Senyum ikhlas terlihat dari bibir Wati. Makanan pun sudah jadi lalu ditaruhnya di meja kayu dekat dapur. Wati mengambil piring dan gelas untuk tempat suaminya makan.
“Ayo Yah, sudah siap makanannya” Wati sambil merapikan meja makan kecil di pinggir ruangan di antara kamar tidur dan dapur.
Tempat tinggal mereka sebenarnya bukan rumah, tapi hanya kamar yang mereka bentuk sedemikian rupa sampai ada kamar, dan dapur, juga meja kecil yang mereka taruh untuk meja makan. Pembatas kamarnya Marno taruh triplek saja. Tapi kamar itu mereka sebut ‘rumah kita’.
“Beneran nih ibu ngga nyesel dengan keadaan kita sekarang? Rumah kontrakan yang murahan, jelek, suaminya tukang gorengan, makanannya nggak bisa mewah-mewah dan banyak gizinya” Marno mulai mengambil nasi dan menaruh lauknya ke nasi.
Wati tertawa geli, menganggap suaminya terlalu melebih-lebihkan keadaannya.
“Ayah nggak perlu khawatir, aku bahagia lahir batin deh.

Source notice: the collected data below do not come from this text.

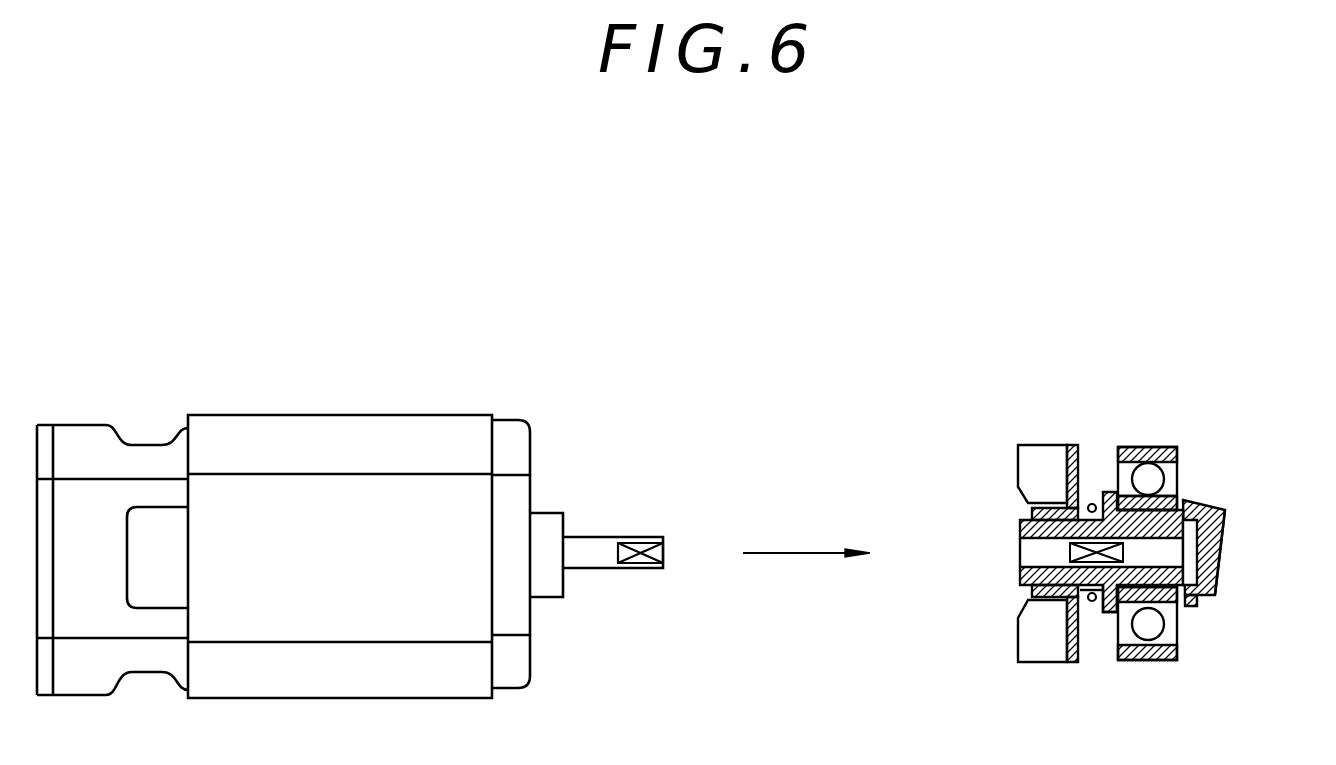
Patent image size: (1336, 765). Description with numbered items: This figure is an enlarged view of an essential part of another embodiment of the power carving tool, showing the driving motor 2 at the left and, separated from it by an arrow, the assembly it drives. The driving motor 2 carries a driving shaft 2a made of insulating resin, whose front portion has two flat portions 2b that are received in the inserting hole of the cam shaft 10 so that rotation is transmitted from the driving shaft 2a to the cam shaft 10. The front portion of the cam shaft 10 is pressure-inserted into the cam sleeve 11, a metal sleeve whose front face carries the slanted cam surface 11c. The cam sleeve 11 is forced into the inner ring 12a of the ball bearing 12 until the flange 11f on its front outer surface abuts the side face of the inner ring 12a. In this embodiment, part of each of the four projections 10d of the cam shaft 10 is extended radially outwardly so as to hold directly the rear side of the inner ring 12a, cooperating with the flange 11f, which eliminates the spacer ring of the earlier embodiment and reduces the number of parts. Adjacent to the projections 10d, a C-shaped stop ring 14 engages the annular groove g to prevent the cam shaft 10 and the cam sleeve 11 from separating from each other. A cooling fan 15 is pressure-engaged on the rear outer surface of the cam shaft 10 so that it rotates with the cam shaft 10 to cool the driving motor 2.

The driving motor 2 is at (343, 432).
The driving shaft 2a is at (587, 540).
The flat portion 2b is at (668, 540).
The cam shaft 10 is at (1020, 578).
The projection 10d is at (1110, 613).
The cam sleeve 11 is at (1225, 523).
The slanted cam surface 11c is at (1217, 567).
The flange 11f is at (1185, 607).
The ball bearing 12 is at (1172, 455).
The inner ring 12a is at (1185, 500).
The C-shaped stop ring 14 is at (1088, 500).
The cooling fan 15 is at (1043, 457).
The annular groove g is at (1087, 592).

Walaupun kita tinggal di rumah yang biasa saja, tapi kita selalu bahagia, penuh dengan tawa kita dan si kecil Marni. Lagi pula, kebahagian itu karena kita senang, bukan karena kita kaya. Satu lagi, makan tempe juga bergizi lho..tinggal bagaimana kita ngolahnya aja, enak apa nggak”.
“Ah kalau masalah enak sih ibu jagonya bikin makanan yang enak-enak…” Marno mulai menikmati makannya sambil menaikkan satu kakinya di atas kursi seperti makan di warteg.

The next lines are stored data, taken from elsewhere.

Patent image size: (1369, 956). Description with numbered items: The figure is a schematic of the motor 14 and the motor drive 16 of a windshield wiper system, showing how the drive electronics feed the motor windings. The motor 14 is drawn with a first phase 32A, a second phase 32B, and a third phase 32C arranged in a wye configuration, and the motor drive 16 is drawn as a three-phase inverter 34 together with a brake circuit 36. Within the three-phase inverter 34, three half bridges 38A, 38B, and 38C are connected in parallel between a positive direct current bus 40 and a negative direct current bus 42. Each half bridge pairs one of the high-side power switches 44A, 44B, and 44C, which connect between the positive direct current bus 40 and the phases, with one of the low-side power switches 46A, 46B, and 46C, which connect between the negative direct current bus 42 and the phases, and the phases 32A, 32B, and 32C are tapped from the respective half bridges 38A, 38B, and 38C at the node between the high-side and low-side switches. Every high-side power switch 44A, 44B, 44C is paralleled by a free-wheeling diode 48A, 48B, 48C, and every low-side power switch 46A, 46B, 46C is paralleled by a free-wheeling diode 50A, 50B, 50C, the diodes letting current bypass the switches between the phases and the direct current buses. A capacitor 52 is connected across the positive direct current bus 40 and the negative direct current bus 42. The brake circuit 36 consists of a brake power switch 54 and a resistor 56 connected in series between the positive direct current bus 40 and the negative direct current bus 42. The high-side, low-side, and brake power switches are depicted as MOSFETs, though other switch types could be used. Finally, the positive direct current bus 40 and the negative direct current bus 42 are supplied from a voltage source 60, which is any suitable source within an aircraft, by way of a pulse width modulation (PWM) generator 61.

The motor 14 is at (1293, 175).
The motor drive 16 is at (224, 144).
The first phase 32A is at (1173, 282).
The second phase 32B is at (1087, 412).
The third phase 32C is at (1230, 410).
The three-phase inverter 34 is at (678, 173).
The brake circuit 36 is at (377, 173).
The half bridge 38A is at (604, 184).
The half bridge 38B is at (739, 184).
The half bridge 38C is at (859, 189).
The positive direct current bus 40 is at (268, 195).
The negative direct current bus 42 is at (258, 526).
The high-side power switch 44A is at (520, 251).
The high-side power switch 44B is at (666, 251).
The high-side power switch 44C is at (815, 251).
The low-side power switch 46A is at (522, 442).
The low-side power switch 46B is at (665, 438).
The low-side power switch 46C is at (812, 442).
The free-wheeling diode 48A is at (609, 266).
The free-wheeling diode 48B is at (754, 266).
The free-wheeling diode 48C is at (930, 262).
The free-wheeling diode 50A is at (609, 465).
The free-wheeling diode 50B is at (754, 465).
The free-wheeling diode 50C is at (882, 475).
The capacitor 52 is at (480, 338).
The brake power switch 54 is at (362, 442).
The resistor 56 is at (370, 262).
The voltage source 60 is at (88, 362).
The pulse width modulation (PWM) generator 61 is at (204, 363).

Wati melanjutkan merapihkan dapurnya terlebih dahulu dan mulai membereskan bagian rumah lainnya. Selesai merapihkan dapurnya Wati menghampiri Marno untuk ikut makan.
“Kita harus menerima dengan keadaan kita yang sekarang, karena kebahagiaan itu dari kita sendiri. Sambil gak lupa berusaha dan berdoa supaya keadaan kita nggak gini-gini aja, tapi terus berjalan ke arah yang lebih baik” ucap Wati tersenyum sambil menatap ke arah Marni, berharap di kemudian hari anaknya bisa merasakan kebahagiaan dan tercukupi segala kebutuhan hidup dan pendidikannya.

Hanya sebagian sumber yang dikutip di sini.